Même les personnages qui n’apparaissent que pour quelques pages bénéficient d’une histoire propre. Ce ne sont pas de simples soldats de plomb car ils prennent part aux actions avec les protagonistes. Je peux également souligner le courage des personnages dans leurs prises de parole et de positions.

Certaines personnalités s’inspirent d’individus ayant existé et d’autres sont entièrement nés de l’imagination de l’auteur. Le soin apporté aux personnages principaux et secondaires est admirable. J’avoue pourtant être un tantinet irritée par les statuts d’Héros-avec-un-H-majuscule de Ren et de quasiment-plante-verte que Lin incarne de plus en plus au fil des pages.

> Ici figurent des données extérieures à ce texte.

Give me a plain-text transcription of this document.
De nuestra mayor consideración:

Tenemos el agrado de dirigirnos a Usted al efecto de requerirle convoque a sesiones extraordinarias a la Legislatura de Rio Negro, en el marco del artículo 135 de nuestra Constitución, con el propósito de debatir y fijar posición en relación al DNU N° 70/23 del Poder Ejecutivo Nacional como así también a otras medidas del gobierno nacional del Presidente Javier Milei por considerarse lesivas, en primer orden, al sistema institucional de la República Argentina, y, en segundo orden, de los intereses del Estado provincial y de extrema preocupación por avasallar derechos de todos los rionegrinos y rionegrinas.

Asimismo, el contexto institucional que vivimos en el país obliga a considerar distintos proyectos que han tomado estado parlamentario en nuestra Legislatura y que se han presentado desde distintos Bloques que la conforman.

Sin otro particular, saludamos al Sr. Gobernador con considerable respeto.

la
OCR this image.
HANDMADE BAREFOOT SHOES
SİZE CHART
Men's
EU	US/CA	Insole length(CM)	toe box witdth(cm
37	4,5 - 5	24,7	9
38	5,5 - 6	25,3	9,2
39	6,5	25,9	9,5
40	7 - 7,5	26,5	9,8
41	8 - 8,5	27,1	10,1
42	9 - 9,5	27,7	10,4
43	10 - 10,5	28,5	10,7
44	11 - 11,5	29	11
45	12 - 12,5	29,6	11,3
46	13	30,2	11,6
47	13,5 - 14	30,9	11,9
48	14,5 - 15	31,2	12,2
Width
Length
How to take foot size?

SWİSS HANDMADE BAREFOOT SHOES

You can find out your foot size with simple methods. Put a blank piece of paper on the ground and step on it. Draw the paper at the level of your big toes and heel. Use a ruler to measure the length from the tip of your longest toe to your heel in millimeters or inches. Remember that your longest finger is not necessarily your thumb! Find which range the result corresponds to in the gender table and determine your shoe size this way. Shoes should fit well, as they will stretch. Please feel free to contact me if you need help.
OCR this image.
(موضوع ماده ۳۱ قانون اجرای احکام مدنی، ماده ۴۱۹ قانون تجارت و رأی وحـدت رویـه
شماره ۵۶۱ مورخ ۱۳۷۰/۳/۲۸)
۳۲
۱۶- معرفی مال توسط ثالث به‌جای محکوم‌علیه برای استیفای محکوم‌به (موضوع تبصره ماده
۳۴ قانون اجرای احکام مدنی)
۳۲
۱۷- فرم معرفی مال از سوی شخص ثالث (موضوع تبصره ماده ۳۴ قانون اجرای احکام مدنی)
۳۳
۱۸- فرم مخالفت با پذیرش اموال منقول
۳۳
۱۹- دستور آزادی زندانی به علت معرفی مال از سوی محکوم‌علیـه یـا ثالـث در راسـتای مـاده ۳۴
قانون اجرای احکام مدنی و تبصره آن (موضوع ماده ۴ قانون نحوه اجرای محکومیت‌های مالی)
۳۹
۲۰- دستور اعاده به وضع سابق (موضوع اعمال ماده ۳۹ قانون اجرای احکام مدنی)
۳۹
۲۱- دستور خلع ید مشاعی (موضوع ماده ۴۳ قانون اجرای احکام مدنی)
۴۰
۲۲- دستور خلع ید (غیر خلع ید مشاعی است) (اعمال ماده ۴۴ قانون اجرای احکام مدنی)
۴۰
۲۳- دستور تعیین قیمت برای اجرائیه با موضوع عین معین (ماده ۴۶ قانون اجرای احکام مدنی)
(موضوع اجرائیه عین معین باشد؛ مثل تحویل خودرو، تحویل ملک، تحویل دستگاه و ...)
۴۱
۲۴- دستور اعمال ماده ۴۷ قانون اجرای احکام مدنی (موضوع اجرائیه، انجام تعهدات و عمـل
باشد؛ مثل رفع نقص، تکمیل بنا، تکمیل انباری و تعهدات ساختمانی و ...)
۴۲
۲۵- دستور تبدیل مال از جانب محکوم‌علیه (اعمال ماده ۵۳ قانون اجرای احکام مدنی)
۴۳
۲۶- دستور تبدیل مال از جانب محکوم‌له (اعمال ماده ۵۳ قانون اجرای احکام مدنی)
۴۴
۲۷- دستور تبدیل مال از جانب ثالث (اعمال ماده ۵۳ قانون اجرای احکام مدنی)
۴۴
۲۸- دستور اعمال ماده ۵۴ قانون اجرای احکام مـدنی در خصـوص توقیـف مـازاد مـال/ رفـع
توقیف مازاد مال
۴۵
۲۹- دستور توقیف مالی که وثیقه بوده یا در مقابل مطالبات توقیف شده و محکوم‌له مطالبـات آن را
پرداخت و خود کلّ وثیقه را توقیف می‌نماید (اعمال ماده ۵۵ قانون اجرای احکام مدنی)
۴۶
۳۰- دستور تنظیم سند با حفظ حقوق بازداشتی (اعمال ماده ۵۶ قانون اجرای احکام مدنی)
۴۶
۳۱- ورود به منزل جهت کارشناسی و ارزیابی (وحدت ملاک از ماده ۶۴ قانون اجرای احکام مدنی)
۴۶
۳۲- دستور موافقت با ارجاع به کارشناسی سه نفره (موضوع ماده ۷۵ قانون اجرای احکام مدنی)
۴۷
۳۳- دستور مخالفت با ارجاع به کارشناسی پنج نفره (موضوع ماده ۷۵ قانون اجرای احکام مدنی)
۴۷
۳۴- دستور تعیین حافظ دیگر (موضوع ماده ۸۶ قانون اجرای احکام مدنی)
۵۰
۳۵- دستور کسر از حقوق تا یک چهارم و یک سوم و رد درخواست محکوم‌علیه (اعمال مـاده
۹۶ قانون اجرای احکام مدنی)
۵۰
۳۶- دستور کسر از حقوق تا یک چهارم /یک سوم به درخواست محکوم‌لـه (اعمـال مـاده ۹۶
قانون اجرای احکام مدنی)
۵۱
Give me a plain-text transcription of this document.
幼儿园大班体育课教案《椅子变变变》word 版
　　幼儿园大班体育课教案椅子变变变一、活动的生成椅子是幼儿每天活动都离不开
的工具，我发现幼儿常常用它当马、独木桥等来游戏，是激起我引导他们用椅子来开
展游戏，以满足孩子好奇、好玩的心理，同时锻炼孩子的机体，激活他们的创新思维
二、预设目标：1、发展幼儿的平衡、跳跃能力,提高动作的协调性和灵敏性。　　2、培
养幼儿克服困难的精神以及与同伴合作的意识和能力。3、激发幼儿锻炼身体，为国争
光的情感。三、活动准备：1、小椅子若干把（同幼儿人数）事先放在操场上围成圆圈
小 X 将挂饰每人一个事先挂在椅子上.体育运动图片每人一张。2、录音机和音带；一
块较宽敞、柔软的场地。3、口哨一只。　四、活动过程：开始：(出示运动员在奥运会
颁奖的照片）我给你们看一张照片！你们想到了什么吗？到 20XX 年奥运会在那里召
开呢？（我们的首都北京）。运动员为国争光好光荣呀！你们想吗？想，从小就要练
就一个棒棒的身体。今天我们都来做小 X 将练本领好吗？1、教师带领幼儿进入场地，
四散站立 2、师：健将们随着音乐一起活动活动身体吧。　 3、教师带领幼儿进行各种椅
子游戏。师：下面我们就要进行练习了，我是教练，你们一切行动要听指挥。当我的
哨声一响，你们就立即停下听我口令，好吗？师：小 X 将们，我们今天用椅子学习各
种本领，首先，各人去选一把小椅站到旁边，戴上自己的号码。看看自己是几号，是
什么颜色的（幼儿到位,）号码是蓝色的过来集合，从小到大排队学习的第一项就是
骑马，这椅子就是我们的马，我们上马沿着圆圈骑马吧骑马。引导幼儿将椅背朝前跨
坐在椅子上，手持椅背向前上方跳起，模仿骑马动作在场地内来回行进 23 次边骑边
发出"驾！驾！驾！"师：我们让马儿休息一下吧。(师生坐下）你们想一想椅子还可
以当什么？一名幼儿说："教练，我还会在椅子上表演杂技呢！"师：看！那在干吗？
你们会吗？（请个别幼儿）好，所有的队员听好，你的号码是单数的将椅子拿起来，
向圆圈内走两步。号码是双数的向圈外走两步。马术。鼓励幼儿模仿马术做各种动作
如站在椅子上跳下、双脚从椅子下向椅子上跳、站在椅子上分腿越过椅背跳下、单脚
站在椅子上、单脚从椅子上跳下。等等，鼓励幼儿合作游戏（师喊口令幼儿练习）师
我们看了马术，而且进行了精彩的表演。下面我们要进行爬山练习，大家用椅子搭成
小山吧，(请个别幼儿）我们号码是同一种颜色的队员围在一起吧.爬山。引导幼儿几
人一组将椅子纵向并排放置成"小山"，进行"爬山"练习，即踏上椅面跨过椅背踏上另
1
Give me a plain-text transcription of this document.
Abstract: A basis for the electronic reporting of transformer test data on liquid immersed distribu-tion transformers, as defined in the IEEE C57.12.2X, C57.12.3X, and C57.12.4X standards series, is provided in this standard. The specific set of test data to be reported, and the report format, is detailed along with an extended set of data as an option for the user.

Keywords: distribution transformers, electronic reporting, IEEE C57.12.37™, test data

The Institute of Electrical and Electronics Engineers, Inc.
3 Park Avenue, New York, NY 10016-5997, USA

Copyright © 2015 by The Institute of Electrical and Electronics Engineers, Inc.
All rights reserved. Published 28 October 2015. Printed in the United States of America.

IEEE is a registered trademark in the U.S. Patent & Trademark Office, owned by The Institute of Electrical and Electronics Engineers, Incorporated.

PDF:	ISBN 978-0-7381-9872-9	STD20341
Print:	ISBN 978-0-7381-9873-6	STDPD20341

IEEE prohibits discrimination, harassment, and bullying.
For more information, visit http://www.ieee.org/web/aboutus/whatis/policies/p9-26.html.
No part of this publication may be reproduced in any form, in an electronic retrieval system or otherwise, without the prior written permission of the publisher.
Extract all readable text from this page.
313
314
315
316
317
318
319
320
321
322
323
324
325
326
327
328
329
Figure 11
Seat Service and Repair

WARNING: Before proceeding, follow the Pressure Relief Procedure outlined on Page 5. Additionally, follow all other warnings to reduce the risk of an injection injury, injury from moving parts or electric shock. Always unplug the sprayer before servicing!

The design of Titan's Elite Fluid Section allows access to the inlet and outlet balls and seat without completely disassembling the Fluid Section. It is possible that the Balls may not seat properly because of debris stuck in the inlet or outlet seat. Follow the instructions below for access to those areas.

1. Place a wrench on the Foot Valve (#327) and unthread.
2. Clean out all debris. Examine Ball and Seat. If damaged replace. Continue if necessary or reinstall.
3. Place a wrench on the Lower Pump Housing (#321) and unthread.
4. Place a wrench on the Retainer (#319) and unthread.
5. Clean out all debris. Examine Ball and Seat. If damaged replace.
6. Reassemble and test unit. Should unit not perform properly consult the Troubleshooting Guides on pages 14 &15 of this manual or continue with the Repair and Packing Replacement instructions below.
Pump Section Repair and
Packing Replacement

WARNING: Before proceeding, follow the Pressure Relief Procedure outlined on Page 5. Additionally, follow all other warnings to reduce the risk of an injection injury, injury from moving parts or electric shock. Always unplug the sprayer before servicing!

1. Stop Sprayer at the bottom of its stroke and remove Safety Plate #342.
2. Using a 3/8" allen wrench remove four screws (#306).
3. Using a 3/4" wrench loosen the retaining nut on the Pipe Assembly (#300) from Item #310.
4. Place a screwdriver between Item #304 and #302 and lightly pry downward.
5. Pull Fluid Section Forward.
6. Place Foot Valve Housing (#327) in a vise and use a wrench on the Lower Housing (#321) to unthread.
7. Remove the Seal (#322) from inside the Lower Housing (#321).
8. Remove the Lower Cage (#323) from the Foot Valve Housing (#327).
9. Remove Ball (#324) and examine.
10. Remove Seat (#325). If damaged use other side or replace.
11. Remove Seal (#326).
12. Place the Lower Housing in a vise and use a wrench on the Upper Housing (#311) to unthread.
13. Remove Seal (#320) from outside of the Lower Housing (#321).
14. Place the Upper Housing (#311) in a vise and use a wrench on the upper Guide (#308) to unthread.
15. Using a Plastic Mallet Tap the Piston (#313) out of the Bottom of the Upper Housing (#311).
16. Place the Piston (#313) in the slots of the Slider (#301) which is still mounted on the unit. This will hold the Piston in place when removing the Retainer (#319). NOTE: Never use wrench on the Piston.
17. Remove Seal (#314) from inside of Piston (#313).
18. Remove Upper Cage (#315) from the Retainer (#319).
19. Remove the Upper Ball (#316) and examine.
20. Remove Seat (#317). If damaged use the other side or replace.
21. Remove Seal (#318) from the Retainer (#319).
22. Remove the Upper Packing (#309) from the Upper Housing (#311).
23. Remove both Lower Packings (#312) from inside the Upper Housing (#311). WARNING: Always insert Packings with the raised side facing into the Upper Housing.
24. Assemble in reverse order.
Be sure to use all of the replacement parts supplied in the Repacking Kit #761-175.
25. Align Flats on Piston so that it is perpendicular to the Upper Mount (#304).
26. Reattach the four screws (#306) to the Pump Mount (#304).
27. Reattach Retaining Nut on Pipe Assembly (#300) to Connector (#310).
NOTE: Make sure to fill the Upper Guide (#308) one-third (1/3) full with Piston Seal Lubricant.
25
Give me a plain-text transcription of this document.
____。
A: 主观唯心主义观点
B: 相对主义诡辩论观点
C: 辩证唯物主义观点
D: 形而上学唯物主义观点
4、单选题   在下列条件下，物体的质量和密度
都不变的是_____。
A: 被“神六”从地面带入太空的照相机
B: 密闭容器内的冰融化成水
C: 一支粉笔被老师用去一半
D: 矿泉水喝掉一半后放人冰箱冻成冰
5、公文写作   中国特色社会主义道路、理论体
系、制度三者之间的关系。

Il est à noter que cette histoire est richement documentée et élaborée. L’arrière-plan de l’histoire est minutieux ; le contexte politique solidement planté. C’est sans aucun doute la raison pour laquelle le début du roman m’a semblé un peu long à se mettre en place.

Le rythme est cadencé et sans à-coups. La lecture est à éviter si le lecteur a un besoin de rythme effréné et émaillé de rebondissements et d’actions. L’histoire est exigeante et demande un peu de concentration pour profiter des subtilités agrémentant l’ensemble du livre.

Le double point de vue semble primordial pour implanter une tension dramatique et distiller des émotions. Ces dernières se nourrissent d’une mélancolie assez forte qui parfume le roman, un effet doux-amer que l’on peut croiser dans d’autres livres de l’auteur. Entre le tempo régulier et l’écriture envoûtante, une certaine majesté se dégage du récit.

Si Le Fleuve céleste reste une belle aventure j’avoue qu’il n’a, à mes yeux, pas le même éclat que les précédents romans de Guy Gavriel Kay. Annoncé comme le second tome du diptyque « Sous le ciel » (soit l’histoire de la Kitai), j’estime qu’il est tout à fait possible de le lire de manière indépendante car il se déroule 300 ans après les derniers événements relatés des Chevaux célestes.

Avant lecture, je voyais des coquelicots en ces fleurs « vaporeuses » illustrées par Raphaël Defossez sur la couverture ; il s’agit en réalité de pivoines, les fleurs royales.